Recent findings like these suggest at least two possibilities for why emergence occurs, said Ellie Pavlick, a computer scientist at Brown University who studies computational models of language. One is that, as suggested by comparisons to biological systems, larger models truly do gain new abilities spontaneously. “It may very well be that the model has learned something fundamentally new and different that it didn’t have at a smaller size,” she said. “That’s what we’re all hoping is the case, that there’s some fundamental shift that happens when models are scaled up.”
The other, less sensational possibility, she said, is that what appears to be emergent may instead be the culmination of an internal, statistics-driven process that works through chain-of-thought-type reasoning. Large LLMs may simply be learning heuristics that are out of reach for those with fewer parameters or lower-quality data.
But, she said, finding out which of those explanations is more likely hinges on a better understanding of how LLMs work at all. “Since we don’t know how they work under the hood, we can’t say which of those things is happening.”
Unpredictable Powers and Pitfalls
There is an obvious problem with asking these models to explain themselves: They are notorious liars. “We’re increasingly relying on these models to do basic work,” Ganguli said, “but I do not just trust these. I check their work.” As one of many amusing examples, in February Google introduced its AI chatbot, Bard. The blog post announcing the new tool shows Bard making a factual error.
Emergence leads to unpredictability, and unpredictability — which seems to increase with scaling — makes it difficult for researchers to anticipate the consequences of widespread use.
“It’s hard to know in advance how these models will be used or deployed,” Ganguli said. “And to study emergent phenomena, you have to have a case in mind, and you won’t know until you study the influence of scale what capabilities or limitations might arise.”
In an analysis of LLMs released last June, researchers at Anthropic looked at whether the models would show certain types of racial or social biases, not unlike those previously reported in non-LLM-based algorithms used to predict which former criminals are likely to commit another crime. That study was inspired by an apparent paradox tied directly to emergence: As models improve their performance when scaling up, they may also increase the likelihood of unpredictable phenomena, including those that could potentially lead to bias or harm.
“Certain harmful behaviors kind of come up abruptly in some models,” Ganguli said. He points to a recent analysis of LLMs, known as the BBQ benchmark, which showed that social bias emerges with enormous numbers of parameters. “Larger models abruptly become more biased.” Failure to address that risk, he said, could jeopardize the subjects of these models.

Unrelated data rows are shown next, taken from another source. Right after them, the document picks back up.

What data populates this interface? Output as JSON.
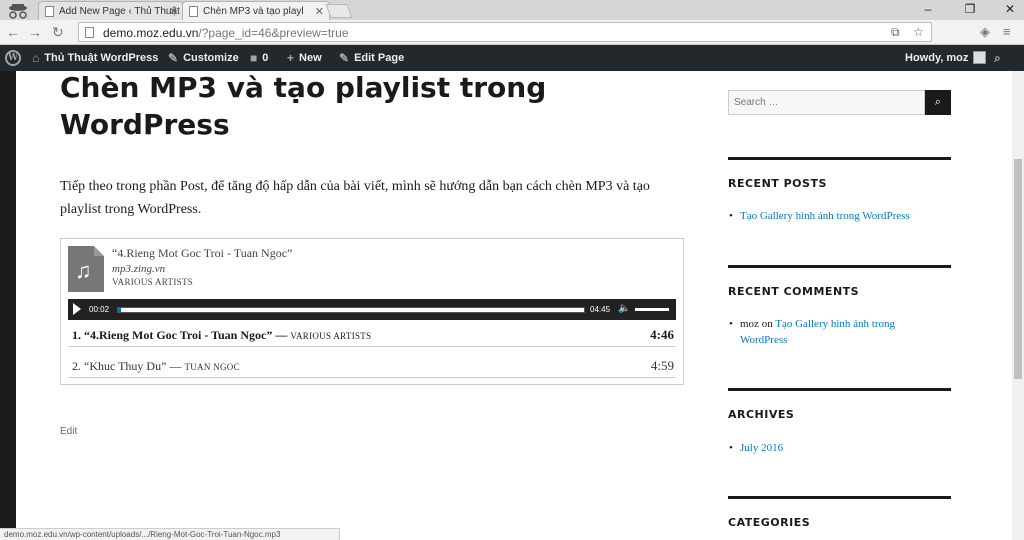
{
  "browser": {
    "tabs": [
      {
        "title": "Add New Page ‹ Thủ Thuật"
      },
      {
        "title": "Chèn MP3 và tạo playl"
      }
    ],
    "url_host": "demo.moz.edu.vn",
    "url_path": "/?page_id=46&preview=true",
    "status_text": "demo.moz.edu.vn/wp-content/uploads/.../Rieng-Mot-Goc-Troi-Tuan-Ngoc.mp3"
  },
  "adminbar": {
    "site_name": "Thủ Thuật WordPress",
    "customize": "Customize",
    "comments_count": "0",
    "new": "New",
    "edit_page": "Edit Page",
    "howdy": "Howdy, moz"
  },
  "post": {
    "title_line1": "Chèn MP3 và tạo playlist trong",
    "title_line2": "WordPress",
    "intro": "Tiếp theo trong phần Post, để tăng độ hấp dẫn của bài viết, mình sẽ hướng dẫn bạn cách chèn MP3 và tạo playlist trong WordPress.",
    "edit": "Edit"
  },
  "playlist": {
    "current_title": "“4.Rieng Mot Goc Troi - Tuan Ngoc”",
    "current_album": "mp3.zing.vn",
    "current_artist": "VARIOUS ARTISTS",
    "time_current": "00:02",
    "time_duration": "04:45",
    "progress": 0.007,
    "tracks": [
      {
        "name": "1. “4.Rieng Mot Goc Troi - Tuan Ngoc”",
        "sep": "—",
        "artist": "VARIOUS ARTISTS",
        "length": "4:46"
      },
      {
        "name": "2. “Khuc Thuy Du”",
        "sep": "—",
        "artist": "TUAN NGOC",
        "length": "4:59"
      }
    ]
  },
  "sidebar": {
    "search_placeholder": "Search …",
    "recent_posts_title": "RECENT POSTS",
    "recent_posts": [
      "Tạo Gallery hình ảnh trong WordPress"
    ],
    "recent_comments_title": "RECENT COMMENTS",
    "comment_author": "moz",
    "comment_on": "on",
    "comment_post": "Tạo Gallery hình ảnh trong WordPress",
    "archives_title": "ARCHIVES",
    "archives": [
      "July 2016"
    ],
    "categories_title": "CATEGORIES"
  }
}
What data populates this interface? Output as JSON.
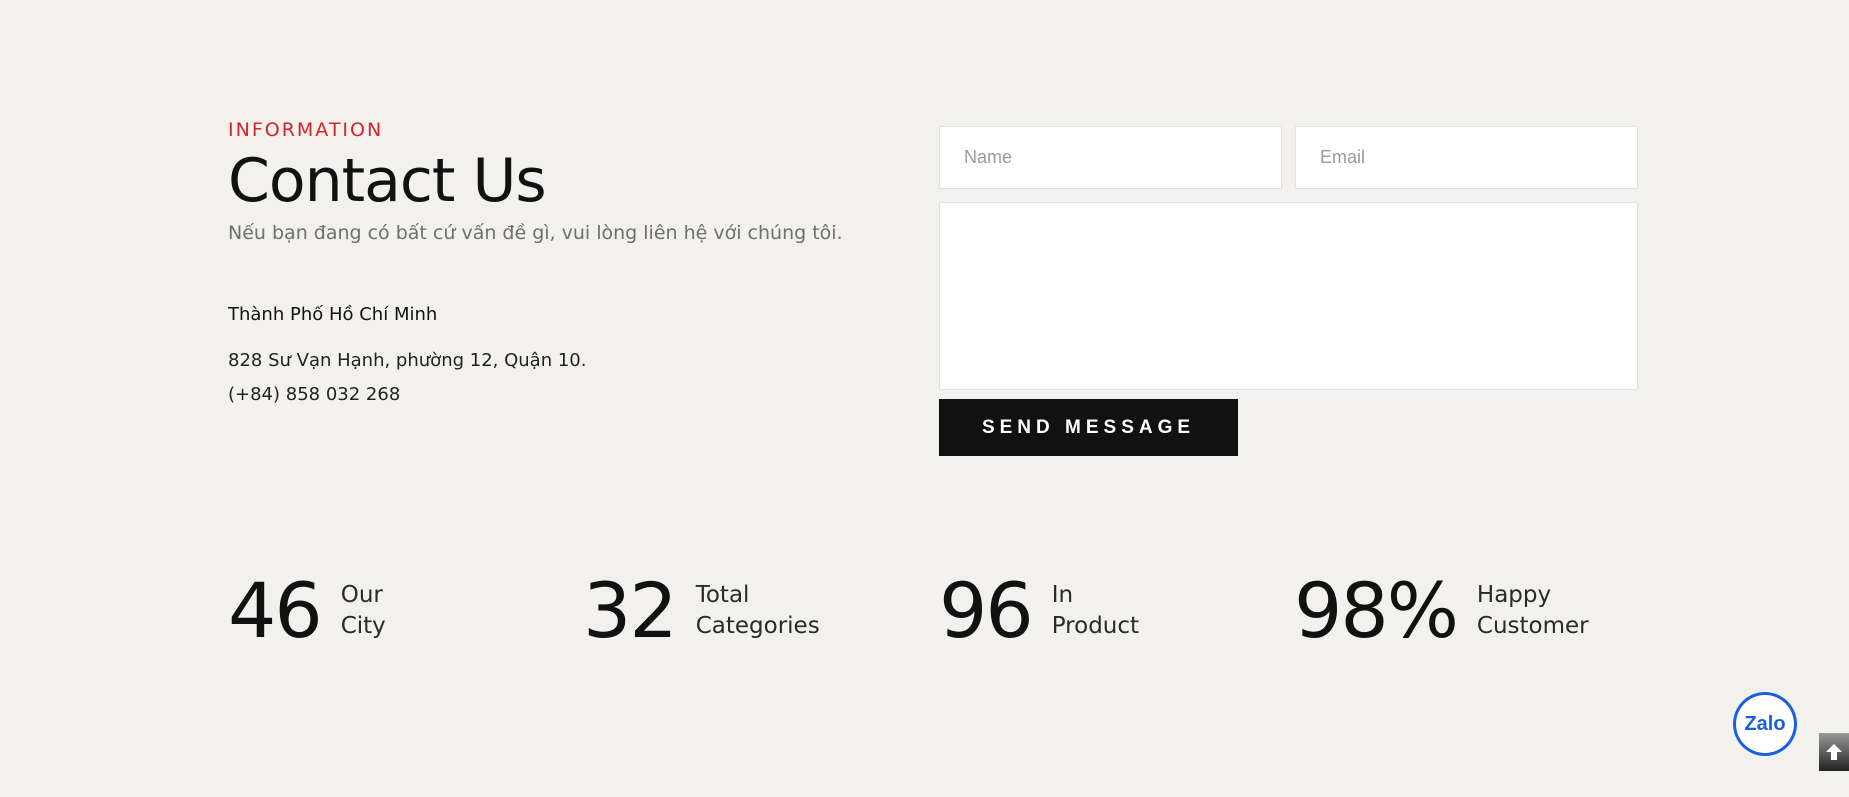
{
  "contact": {
    "eyebrow": "INFORMATION",
    "title": "Contact Us",
    "subtitle": "Nếu bạn đang có bất cứ vấn đề gì, vui lòng liên hệ với chúng tôi.",
    "city": "Thành Phố Hồ Chí Minh",
    "address": "828 Sư Vạn Hạnh, phường 12, Quận 10.",
    "phone": "(+84) 858 032 268"
  },
  "form": {
    "name_placeholder": "Name",
    "email_placeholder": "Email",
    "message_value": "",
    "send_label": "SEND MESSAGE"
  },
  "stats": [
    {
      "number": "46",
      "line1": "Our",
      "line2": "City"
    },
    {
      "number": "32",
      "line1": "Total",
      "line2": "Categories"
    },
    {
      "number": "96",
      "line1": "In",
      "line2": "Product"
    },
    {
      "number": "98%",
      "line1": "Happy",
      "line2": "Customer"
    }
  ],
  "widgets": {
    "zalo_label": "Zalo",
    "back_to_top_icon": "arrow-up-icon"
  },
  "colors": {
    "accent": "#d3262b",
    "background": "#f3f1ee",
    "button": "#111111",
    "zalo": "#1a5fe0"
  }
}
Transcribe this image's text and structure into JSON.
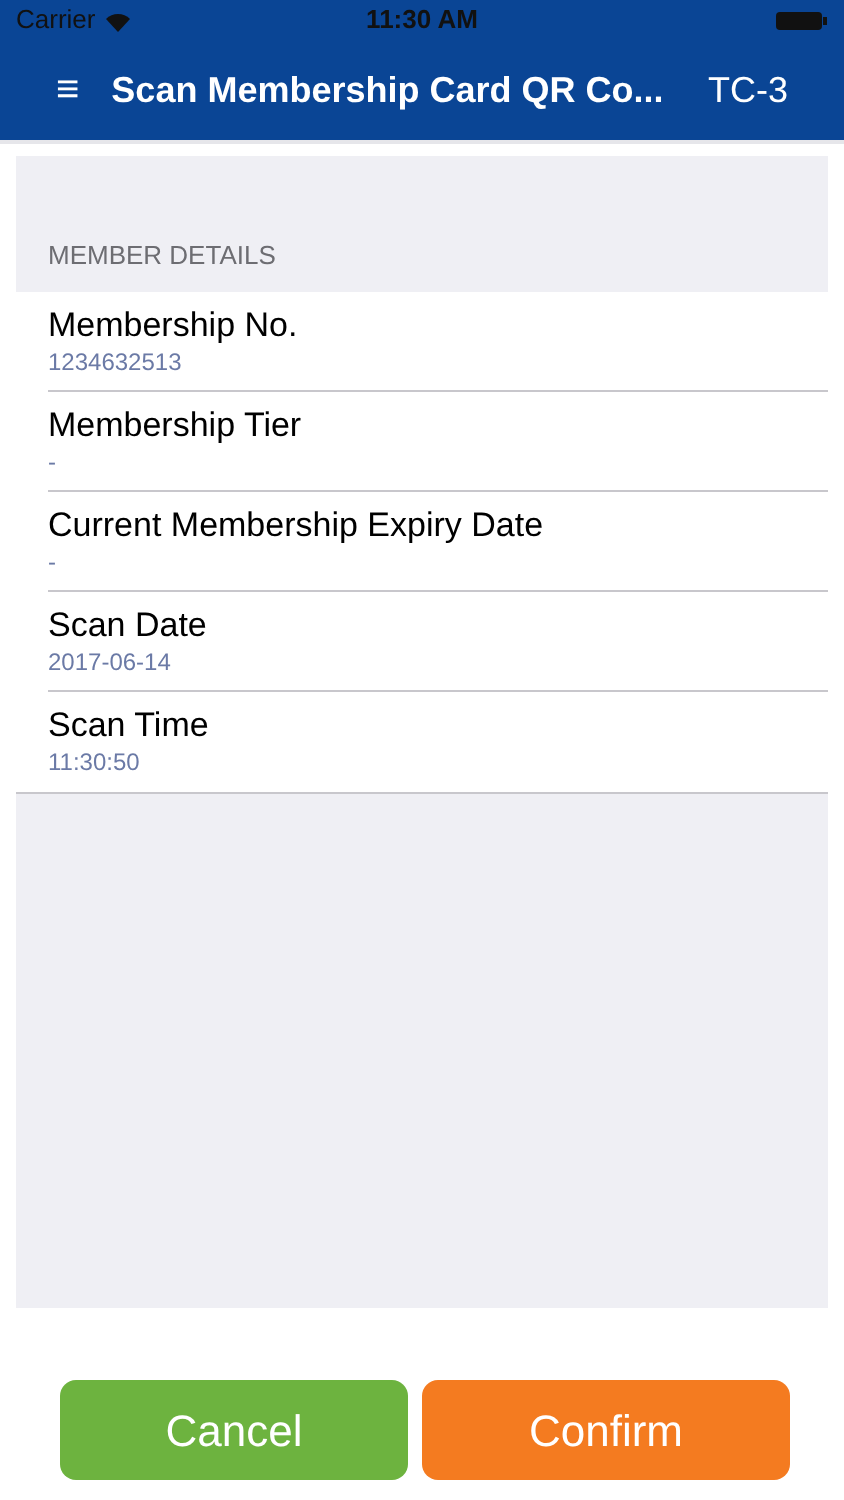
{
  "status_bar": {
    "carrier": "Carrier",
    "time": "11:30 AM"
  },
  "nav_bar": {
    "menu": "≡",
    "title": "Scan Membership Card QR Co...",
    "right": "TC-3"
  },
  "section": {
    "header": "MEMBER DETAILS",
    "rows": [
      {
        "label": "Membership No.",
        "value": "1234632513"
      },
      {
        "label": "Membership Tier",
        "value": "-"
      },
      {
        "label": "Current Membership Expiry Date",
        "value": "-"
      },
      {
        "label": "Scan Date",
        "value": "2017-06-14"
      },
      {
        "label": "Scan Time",
        "value": "11:30:50"
      }
    ]
  },
  "buttons": [
    {
      "label": "Cancel",
      "kind": "cancel"
    },
    {
      "label": "Confirm",
      "kind": "confirm"
    }
  ]
}
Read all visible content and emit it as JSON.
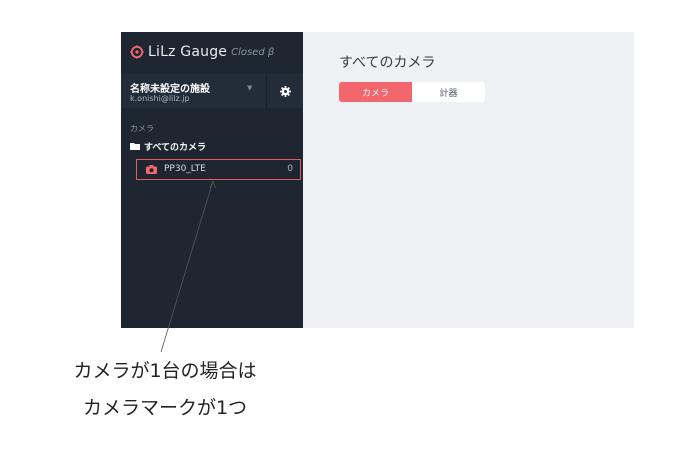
{
  "app": {
    "brand_name": "LiLz Gauge",
    "brand_tag": "Closed β"
  },
  "facility": {
    "name": "名称未設定の施設",
    "email": "k.onishi@lilz.jp"
  },
  "sidebar": {
    "section_label": "カメラ",
    "folder_label": "すべてのカメラ",
    "cameras": [
      {
        "name": "PP30_LTE",
        "count": "0"
      }
    ]
  },
  "main": {
    "title": "すべてのカメラ",
    "tabs": [
      {
        "label": "カメラ",
        "active": true
      },
      {
        "label": "計器",
        "active": false
      }
    ]
  },
  "annotation": {
    "line1": "カメラが1台の場合は",
    "line2": "カメラマークが1つ"
  },
  "colors": {
    "sidebar_bg": "#1d2631",
    "accent": "#f2666d",
    "highlight_border": "#e35a5f",
    "content_bg": "#f0f1f4"
  },
  "icons": {
    "brand": "lilz-logo-icon",
    "settings": "gear-icon",
    "folder": "folder-icon",
    "camera": "camera-icon",
    "dropdown": "caret-down-icon"
  }
}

But he offers a counterpoint: When the researchers simply told the model not to rely on stereotypes or social biases — literally by typing in those instructions — the model was less biased in its predictions and responses. This suggests that some emergent properties might also be used to reduce bias. In a paper released in February, the Anthropic team reported on a new “moral self-correction” mode, in which the user prompts the program to be helpful, honest and harmless.
Emergence, Ganguli said, reveals both surprising potential and unpredictable risk. Applications of these large LLMs are already proliferating, so a better understanding of that interplay will help harness the diversity of abilities of language models.
“We’re studying how people are actually using these systems,” Ganguli said. But those users are also tinkering, constantly. “We spend a lot of time just chatting with our models,” he said, “and that is actually where you start to get a good intuition about trust — or the lack thereof.”